Re: Re: Getting simple answers from Reduce, ComplexExpand and FullSimplify

• To: mathgroup at smc.vnet.net
• Subject: [mg57904] Re: [mg57868] Re: Getting simple answers from Reduce, ComplexExpand and FullSimplify
• From: Pratik Desai <pdesai1 at umbc.edu>
• Date: Sun, 12 Jun 2005 04:34:26 -0400 (EDT)
• References: <d893st\$t26\$1@smc.vnet.net> <200506110735.DAA16772@smc.vnet.net>
• Sender: owner-wri-mathgroup at wolfram.com

Hugh Goyder wrote:

>ex = 2 Cos[z] + I a Sin[z];
>
>
>InputForm[Reduce[{0 == ex // TrigToExp, 0 < a < 1}, z]]
>
>C[1] \[Element] Integers && Inequality[0, Less, a, Less, 1] &&
>z == (-I/2)*((2*I)*Pi*C[1] + Log[(-2 + a)/(2 + a)])
>
>Two points are interesting.
>
>    1.  I used ComplexExpand on the output of Reduce and got a different and
>incomprehensible answer compared to Andrzej Kozlowski and Pratik Desai who
>used ComplexExpand and TrigToExp, respectively, on the input to Reduce and
>got a simple answer. Is this obvious from the way Reduce works or does one
>get this by trial-and-error and tinkering? (I don't  like tinkering I don't
>

>think you can really learn and understand by tinkering with computation.)
>
>
I beg to differ, you can learn a lot by tinkering, atleast you get a
feel for what the software is doing compared to what it is supposed to
do, your problem is a great example of it. I think what works for me is
to follow your intuition, just like solving it by hand , and once you
have enough experience you get better at it.

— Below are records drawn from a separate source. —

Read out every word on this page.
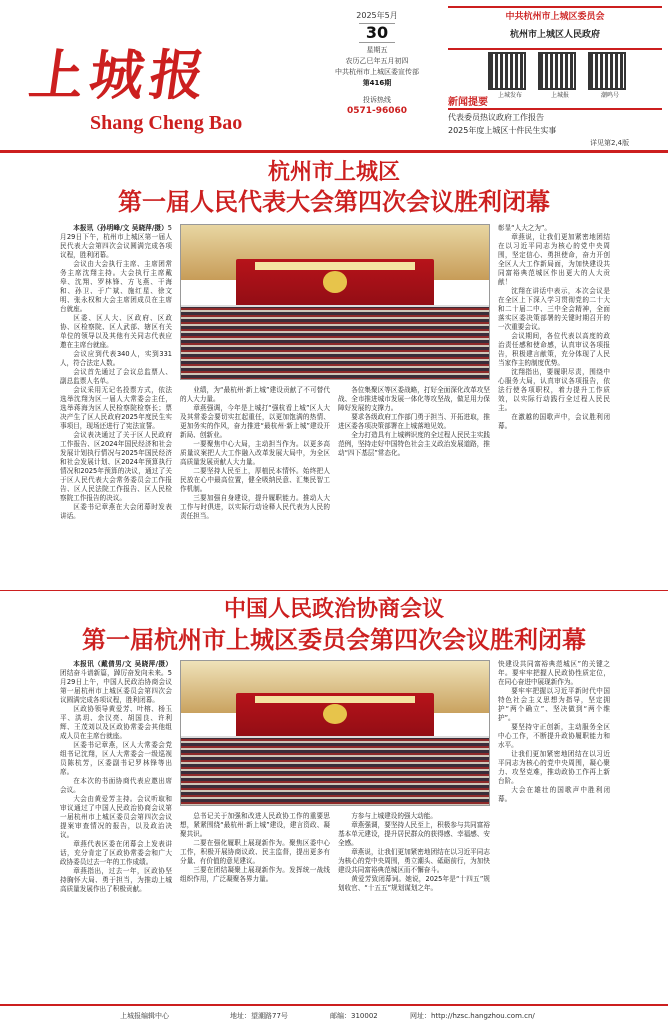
上城报
Shang Cheng Bao
2025年5月
30
星期五
农历乙巳年五月初四
中共杭州市上城区委宣传部
第416期
投诉热线
0571-96060
中共杭州市上城区委员会
杭州市上城区人民政府
上城发布	上城报	潮鸣号
新闻提要
代表委员热议政府工作报告
2025年度上城区十件民生实事
详见第2,4版
杭州市上城区
第一届人民代表大会第四次会议胜利闭幕

本报讯（孙明峰/文 吴晓萍/摄）5月29日下午，杭州市上城区第一届人民代表大会第四次会议圆满完成各项议程，胜利闭幕。

会议由大会执行主席、主席团常务主席沈翔主持。大会执行主席戴皋、沈翔、罗林锋、方飞燕、干海和、孙卫、于广斌、施红星、徐文明、张永权和大会主席团成员在主席台就座。

区委、区人大、区政府、区政协、区检察院、区人武部、辖区有关单位的领导以及其他有关同志代表应邀在主席台就座。

会议应到代表340人，实到331人，符合法定人数。

会议首先通过了会议总监票人、副总监票人名单。

会议采用无记名投票方式，依法选举沈翔为区一届人大常委会主任，选举蒋海为区人民检察院检察长；票决产生了区人民政府2025年度民生实事项目，现场还进行了宪法宣誓。

会议表决通过了关于区人民政府工作报告、区2024年国民经济和社会发展计划执行情况与2025年国民经济和社会发展计划、区2024年预算执行情况和2025年预算的决议，通过了关于区人民代表大会常务委员会工作报告、区人民法院工作报告、区人民检察院工作报告的决议。

区委书记章燕在大会闭幕时发表讲话。

业绩，为“最杭州·新上城”建设贡献了不可替代的人大力量。

章燕强调，今年是上城打“强杭看上城”区人大及其常委会要切实扛起重任，以更加饱满的热情、更加务实的作风，奋力推进“最杭州·新上城”建设开新局、创新业。

一要聚焦中心大局，主动担当作为。以更多高质量议案把人大工作融入改革发展大局中，为全区高质量发展贡献人大力量。

二要坚持人民至上，厚植民本情怀。始终把人民放在心中最高位置，健全吸纳民意、汇集民智工作机制。

三要加强自身建设，提升履职能力。推动人大工作与时俱进，以实际行动诠释人民代表为人民的责任担当。

各位集聚区等区委战略，打好全面深化改革攻坚战、全市推进城市发展一体化等攻坚战，做足用力保障好发展的支撑力。

要求各级政府工作部门勇于担当、开拓进取，推进区委各项决策部署在上城落地见效。

全力打造具有上城辨识度的全过程人民民主实践范例，坚持走好中国特色社会主义政治发展道路，推动“四下基层”常态化。

彰显“人大之为”。

章燕说，让我们更加紧密地团结在以习近平同志为核心的党中央周围，坚定信心、勇担使命，奋力开创全区人大工作新局面，为加快建设共同富裕典范城区作出更大的人大贡献！

沈翔在讲话中表示，本次会议是在全区上下深入学习贯彻党的二十大和二十届二中、三中全会精神，全面落实区委决策部署的关键时期召开的一次重要会议。

会议期间，各位代表以高度的政治责任感和使命感，认真审议各项报告，积极建言献策，充分体现了人民当家作主的制度优势。

沈翔指出，要履职尽责，围绕中心服务大局，认真审议各项报告，依法行使各项职权，着力提升工作质效，以实际行动践行全过程人民民主。

在激越的国歌声中，会议胜利闭幕。

中国人民政治协商会议
第一届杭州市上城区委员会第四次会议胜利闭幕

本报讯（戴倩男/文 吴晓萍/摄）团结奋斗谱新篇，踔厉奋发向未来。5月29日上午，中国人民政治协商会议第一届杭州市上城区委员会第四次会议圆满完成各项议程，胜利闭幕。

区政协领导黄爱芳、叶榕、杨玉平、洪玥、余汉亮、胡国良、许利辉、王茂刘以及区政协常委会其他组成人员在主席台就座。

区委书记章燕，区人大常委会党组书记沈翔，区人大常委会一级巡视员陈杭芳，区委副书记罗林锋等出席。

在本次的书面协商代表应邀出席会议。

大会由黄爱芳主持。会议听取和审议通过了中国人民政治协商会议第一届杭州市上城区委员会第四次会议提案审查情况的报告，以及政治决议。

章燕代表区委在闭幕会上发表讲话，充分肯定了区政协常委会和广大政协委员过去一年的工作成绩。

章燕指出，过去一年，区政协坚持胸怀大局、勇于担当，为推动上城高质量发展作出了积极贡献。

总书记关于加强和改进人民政协工作的重要思想，紧紧围绕“最杭州·新上城”建设，建言资政、凝聚共识。

二要在强化履职上展现新作为。聚焦区委中心工作，积极开展协商议政、民主监督，提出更多有分量、有价值的意见建议。

三要在团结凝聚上展现新作为。发挥统一战线组织作用，广泛凝聚各界力量。

方参与上城建设的强大动能。

章燕强调，要坚持人民至上，积极参与共同富裕基本单元建设，提升居民群众的获得感、幸福感、安全感。

章燕说，让我们更加紧密地团结在以习近平同志为核心的党中央周围，勇立潮头、砥砺前行，为加快建设共同富裕典范城区而不懈奋斗。

黄爱芳致闭幕词。她说，2025年是“十四五”规划收官、“十五五”规划谋划之年。

快建设共同富裕典范城区”的关键之年。要牢牢把握人民政协性质定位，在同心奋进中展现新作为。

要牢牢把握以习近平新时代中国特色社会主义思想为指导，坚定拥护“两个确立”、坚决做到“两个维护”。

要坚持守正创新，主动服务全区中心工作，不断提升政协履职能力和水平。

让我们更加紧密地团结在以习近平同志为核心的党中央周围，凝心聚力、攻坚克难，推动政协工作再上新台阶。

大会在雄壮的国歌声中胜利闭幕。

上城报编辑中心	地址：望潮路77号	邮编：310002	网址：http://hzsc.hangzhou.com.cn/
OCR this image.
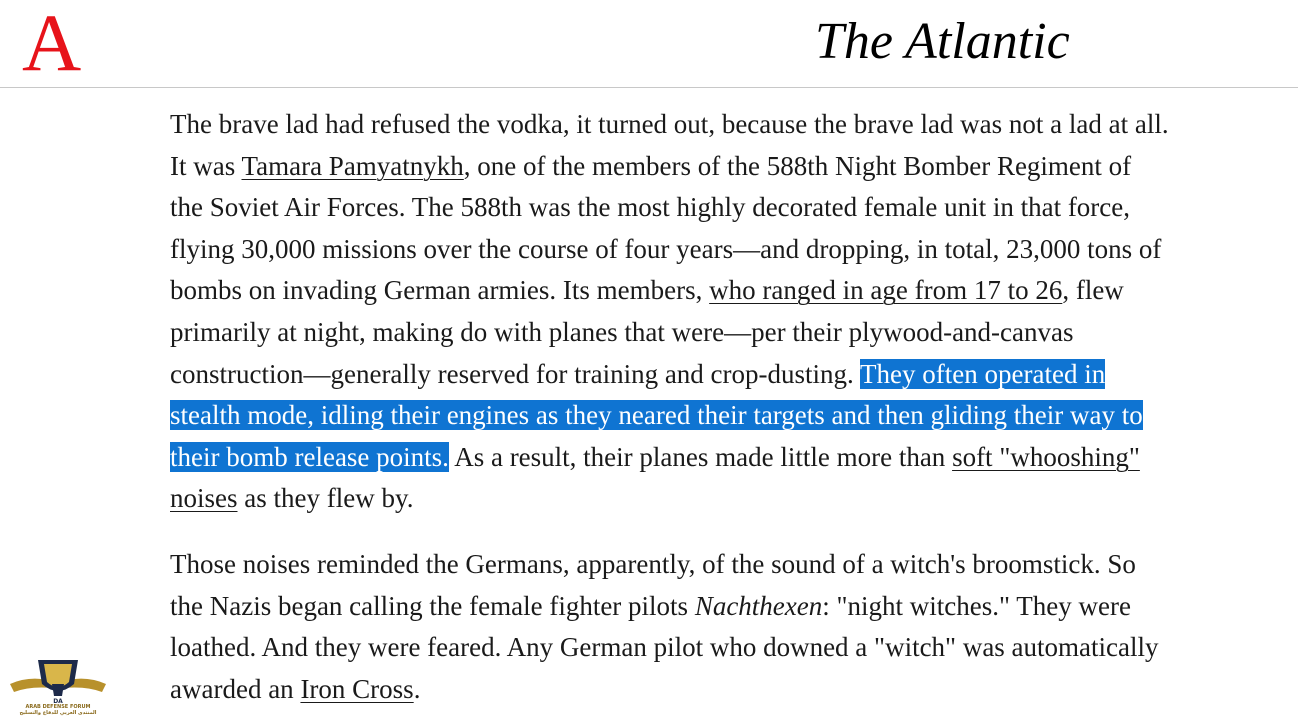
A	The Atlantic

The brave lad had refused the vodka, it turned out, because the brave lad was not a lad at all. It was Tamara Pamyatnykh, one of the members of the 588th Night Bomber Regiment of the Soviet Air Forces. The 588th was the most highly decorated female unit in that force, flying 30,000 missions over the course of four years—and dropping, in total, 23,000 tons of bombs on invading German armies. Its members, who ranged in age from 17 to 26, flew primarily at night, making do with planes that were—per their plywood-and-canvas construction—generally reserved for training and crop-dusting. They often operated in stealth mode, idling their engines as they neared their targets and then gliding their way to their bomb release points. As a result, their planes made little more than soft "whooshing" noises as they flew by.

Those noises reminded the Germans, apparently, of the sound of a witch's broomstick. So the Nazis began calling the female fighter pilots Nachthexen: "night witches." They were loathed. And they were feared. Any German pilot who downed a "witch" was automatically awarded an Iron Cross.

DA
ARAB DEFENSE FORUM
المنتدى العربي للدفاع والتسليح
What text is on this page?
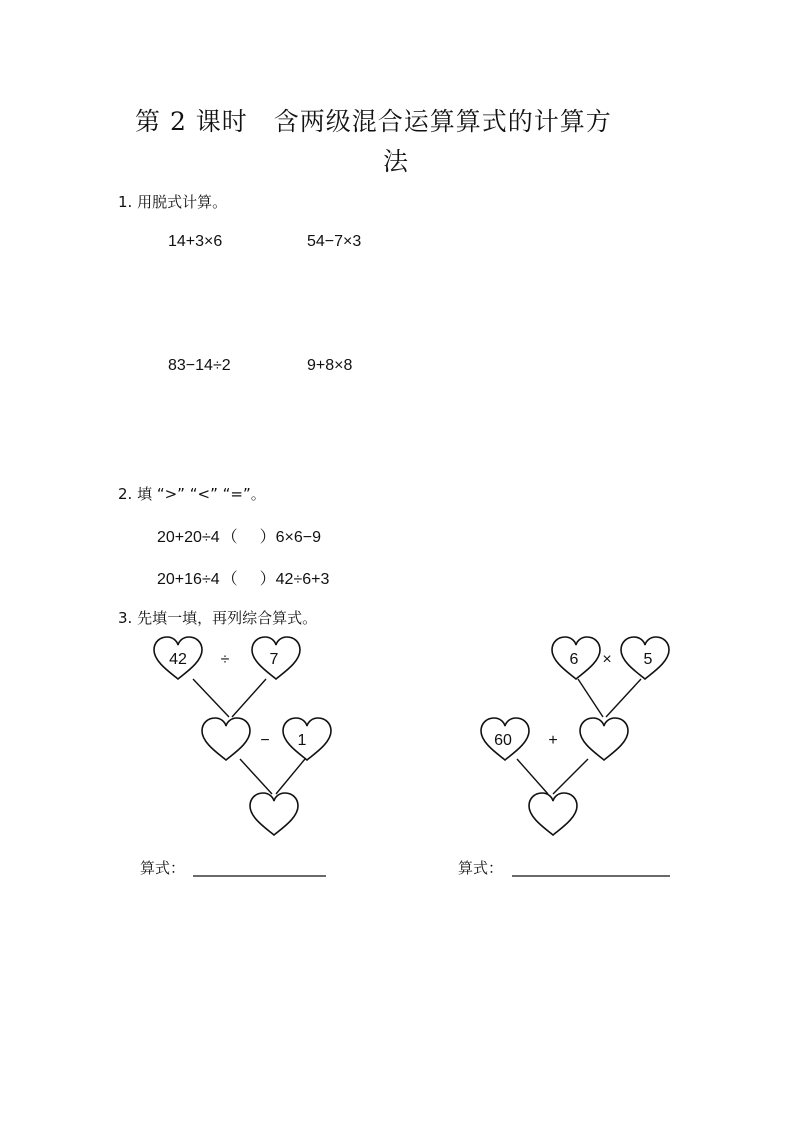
第 2 课时　含两级混合运算算式的计算方
法
1. 用脱式计算。
14+3×6	54−7×3
83−14÷2	9+8×8
2. 填 “>” “<” “=”。
20+20÷4 （ ）6×6−9
20+16÷4 （ ）42÷6+3
3. 先填一填，再列综合算式。
42 ÷	7
− 1
6 × 5
60 +
算式：	算式：
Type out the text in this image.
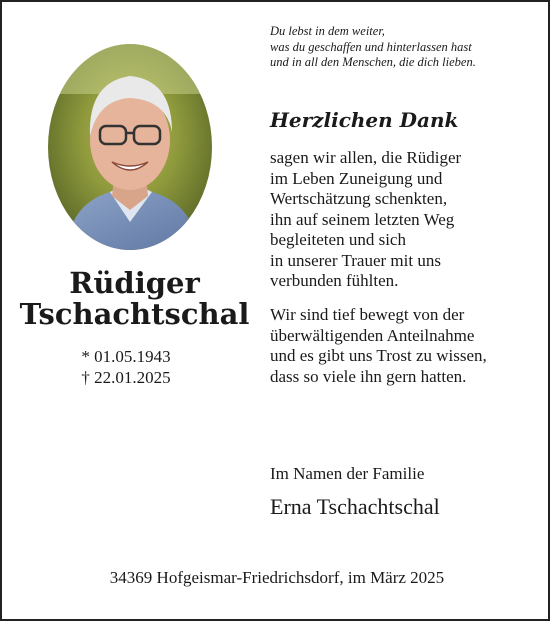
Rüdiger
Tschachtschal
* 01.05.1943
† 22.01.2025
Du lebst in dem weiter,
was du geschaffen und hinterlassen hast
und in all den Menschen, die dich lieben.
Herzlichen Dank
sagen wir allen, die Rüdiger
im Leben Zuneigung und
Wertschätzung schenkten,
ihn auf seinem letzten Weg
begleiteten und sich
in unserer Trauer mit uns
verbunden fühlten.
Wir sind tief bewegt von der
überwältigenden Anteilnahme
und es gibt uns Trost zu wissen,
dass so viele ihn gern hatten.
Im Namen der Familie
Erna Tschachtschal
34369 Hofgeismar-Friedrichsdorf, im März 2025
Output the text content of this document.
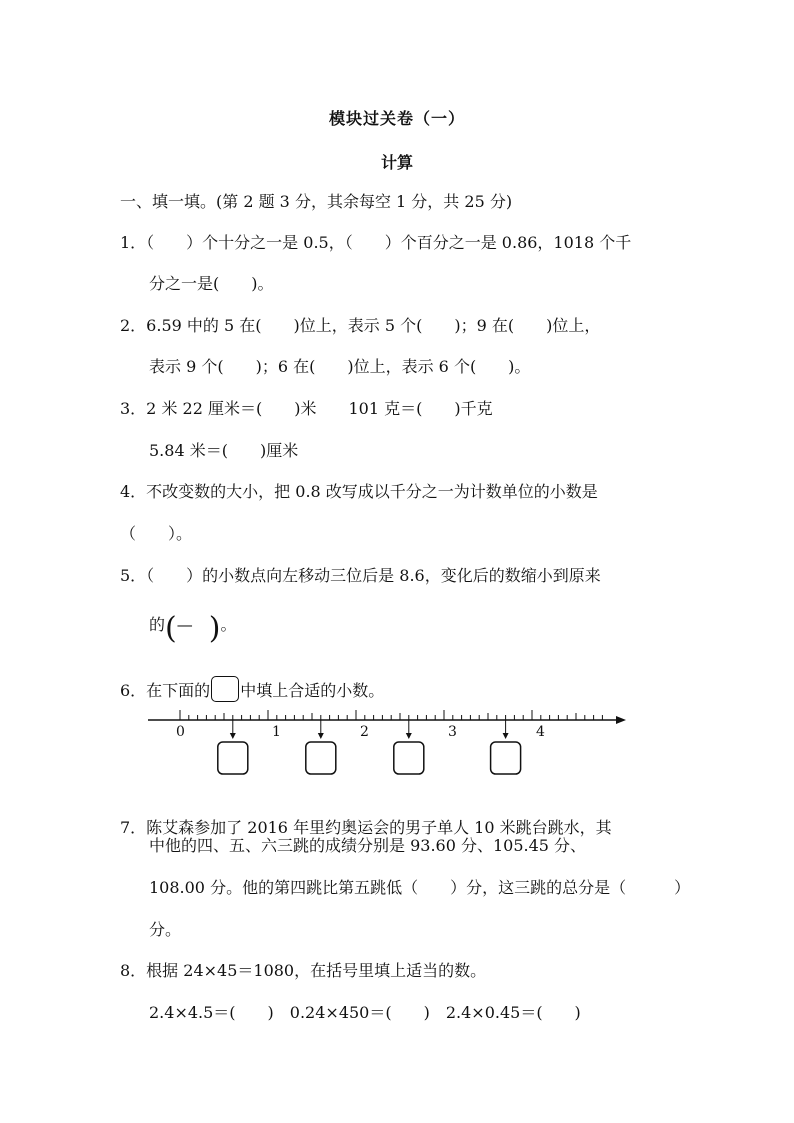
模块过关卷（一）
计算
一、填一填。(第 2 题 3 分，其余每空 1 分，共 25 分)
1．（　　）个十分之一是 0.5，（　　）个百分之一是 0.86，1018 个千
分之一是(　　)。
2．6.59 中的 5 在(　　)位上，表示 5 个(　　)；9 在(　　)位上，
表示 9 个(　　)；6 在(　　)位上，表示 6 个(　　)。
3．2 米 22 厘米＝(　　)米　　101 克＝(　　)千克
5.84 米＝(　　)厘米
4．不改变数的大小，把 0.8 改写成以千分之一为计数单位的小数是
（　　）。
5．（　　）的小数点向左移动三位后是 8.6，变化后的数缩小到原来
的(— )。
6．在下面的 中填上合适的小数。
0	1	2	3	4
7．陈艾森参加了 2016 年里约奥运会的男子单人 10 米跳台跳水，其
中他的四、五、六三跳的成绩分别是 93.60 分、105.45 分、
108.00 分。他的第四跳比第五跳低（　　）分，这三跳的总分是（　　　）
分。
8．根据 24×45＝1080，在括号里填上适当的数。
2.4×4.5＝(　　)　0.24×450＝(　　)　2.4×0.45＝(　　)
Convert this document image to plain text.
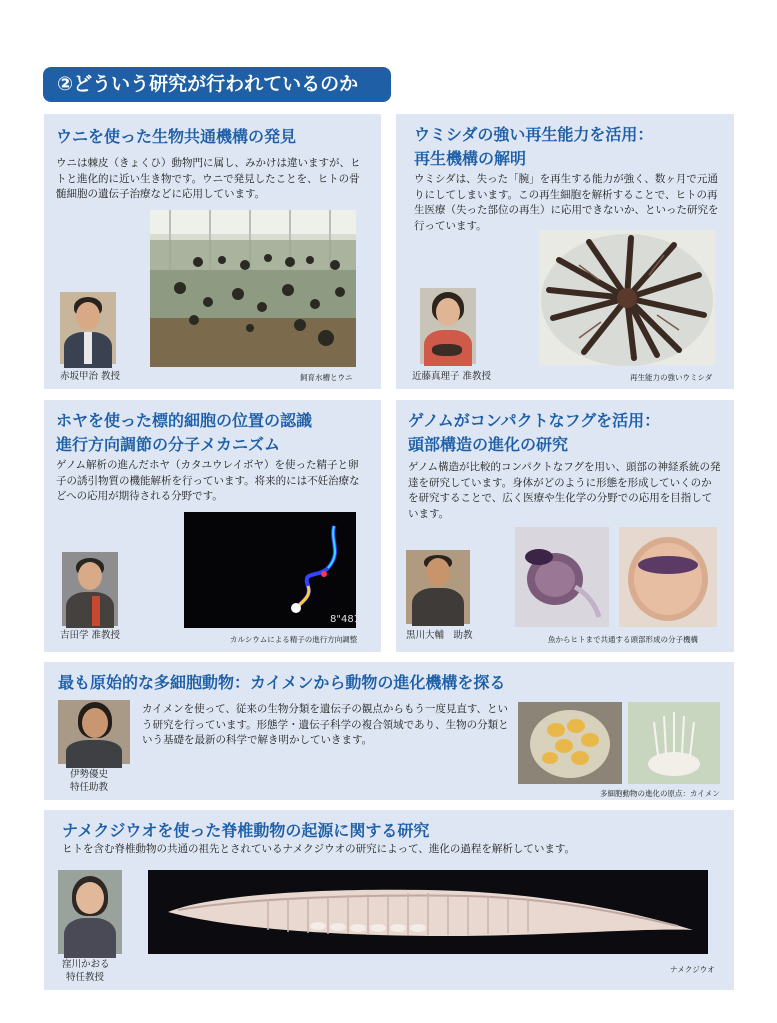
②どういう研究が行われているのか
ウニを使った生物共通機構の発見
ウニは棘皮（きょくひ）動物門に属し、みかけは違いますが、ヒトと進化的に近い生き物です。ウニで発見したことを、ヒトの骨髄細胞の遺伝子治療などに応用しています。
赤坂甲治 教授	飼育水槽とウニ
ウミシダの強い再生能力を活用：
再生機構の解明
ウミシダは、失った「腕」を再生する能力が強く、数ヶ月で元通りにしてしまいます。この再生細胞を解析することで、ヒトの再生医療（失った部位の再生）に応用できないか、といった研究を行っています。
近藤真理子 准教授	再生能力の強いウミシダ
ホヤを使った標的細胞の位置の認識
進行方向調節の分子メカニズム
ゲノム解析の進んだホヤ（カタユウレイボヤ）を使った精子と卵子の誘引物質の機能解析を行っています。将来的には不妊治療などへの応用が期待される分野です。
8"481
吉田学 准教授	カルシウムによる精子の進行方向調整
ゲノムがコンパクトなフグを活用：
頭部構造の進化の研究
ゲノム構造が比較的コンパクトなフグを用い、頭部の神経系統の発達を研究しています。身体がどのように形態を形成していくのかを研究することで、広く医療や生化学の分野での応用を目指しています。
黒川大輔　助教	魚からヒトまで共通する頭部形成の分子機構
最も原始的な多細胞動物：カイメンから動物の進化機構を探る
カイメンを使って、従来の生物分類を遺伝子の観点からもう一度見直す、という研究を行っています。形態学・遺伝子科学の複合領域であり、生物の分類という基礎を最新の科学で解き明かしていきます。
伊勢優史
特任助教
多細胞動物の進化の原点：カイメン
ナメクジウオを使った脊椎動物の起源に関する研究
ヒトを含む脊椎動物の共通の祖先とされているナメクジウオの研究によって、進化の過程を解析しています。
窪川かおる
特任教授
ナメクジウオ
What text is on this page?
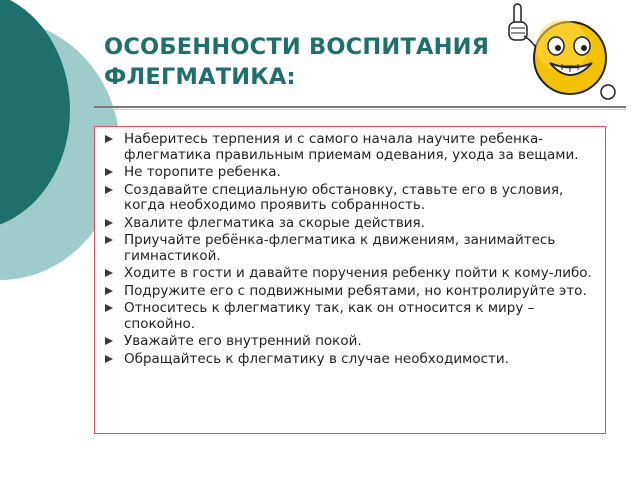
ОСОБЕННОСТИ ВОСПИТАНИЯ
ФЛЕГМАТИКА:
Наберитесь терпения и с самого начала научите ребенка-флегматика правильным приемам одевания, ухода за вещами.
Не торопите ребенка.
Создавайте специальную обстановку, ставьте его в условия, когда необходимо проявить собранность.
Хвалите флегматика за скорые действия.
Приучайте ребёнка-флегматика к движениям, занимайтесь гимнастикой.
Ходите в гости и давайте поручения ребенку пойти к кому-либо.
Подружите его с подвижными ребятами, но контролируйте это.
Относитесь к флегматику так, как он относится к миру – спокойно.
Уважайте его внутренний покой.
Обращайтесь к флегматику в случае необходимости.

>    2. I note that Reduce sometimes generates a constant, C[1],  that is an
>element of the Integers and also has Im[C[1]] == 0. I know that there are
>Gaussian Integers but I would have thought that the definition of Integers
>in Mathematica would be restricted to real integers.
>
>    Thanks
>
>    Hugh Goyder
>"Hugh Goyder" <h.g.d.goyder at cranfield.ac.uk> wrote in message
>news:d893st\$t26\$1 at smc.vnet.net...
>
>
>>Below the expression ex has roots, rts, where n in an integer and the
>>constant a is in the interval 0 < a <1. We may check this using
>>
>>
>FullSimplify
>
>
>>as follows.
>>
>>
>>
>>ex=2 Cos[z]+I a Sin[z];
>>
>>rts=z ->Pi(2n-1)/2 + I Log[(2+a)/(2-a)]/2;
>>
>>FullSimplify[0 == ex/.rts,Element[n,Integers]]
>>
>>
>>
>>My problem is to try and deduce the roots using computer algebra rather
>>
>>
>than
>
>
>>by hand. (I also have other expressions I would like to work on.) My
>>
>>
>attempt
>
>
>>at using Reduce is partially successful but leads to unfamiliar, and
>>difficult to interpret, ArcTanh functions
>>
>>Reduce[{ex == 0,0<a<1},z]
>>
>>An attempt with FullSimplify and ComplexExpand to crack the ArcTanh
>>
>>
>function
>
>
>>is again partially successful in giving the imaginary part I require.
>>However, I am stuck with Arg functions with complex arguments. The Arg
>>Functions are just equal to -Pi/2 but I cannot crack them further. Any
>>suggestions for simplifying the output from Reduce so that I get the
>>
>>
>simple
>
>
>>form I guessed at the start? Alternativly, are there more methods for
>>simplifing the complex output?
>>
>>
>>
>>FullSimplify[ComplexExpand[(2*I)*ArcTanh[a/2+(I/2)*Sqrt[4-a^2]]],{0<a<1}]
>>
>>FullSimplify[ComplexExpand[Arg[2-a-I Sqrt[4-a^2]]-Arg[
>>
>>2+a+I Sqrt[4-a^2]]],{0<a<1}]
>>
>>
>>
>>Thanks
>>
>>Hugh Goyder
>>
>>
>>
>>
>
>
>
>

--
Pratik Desai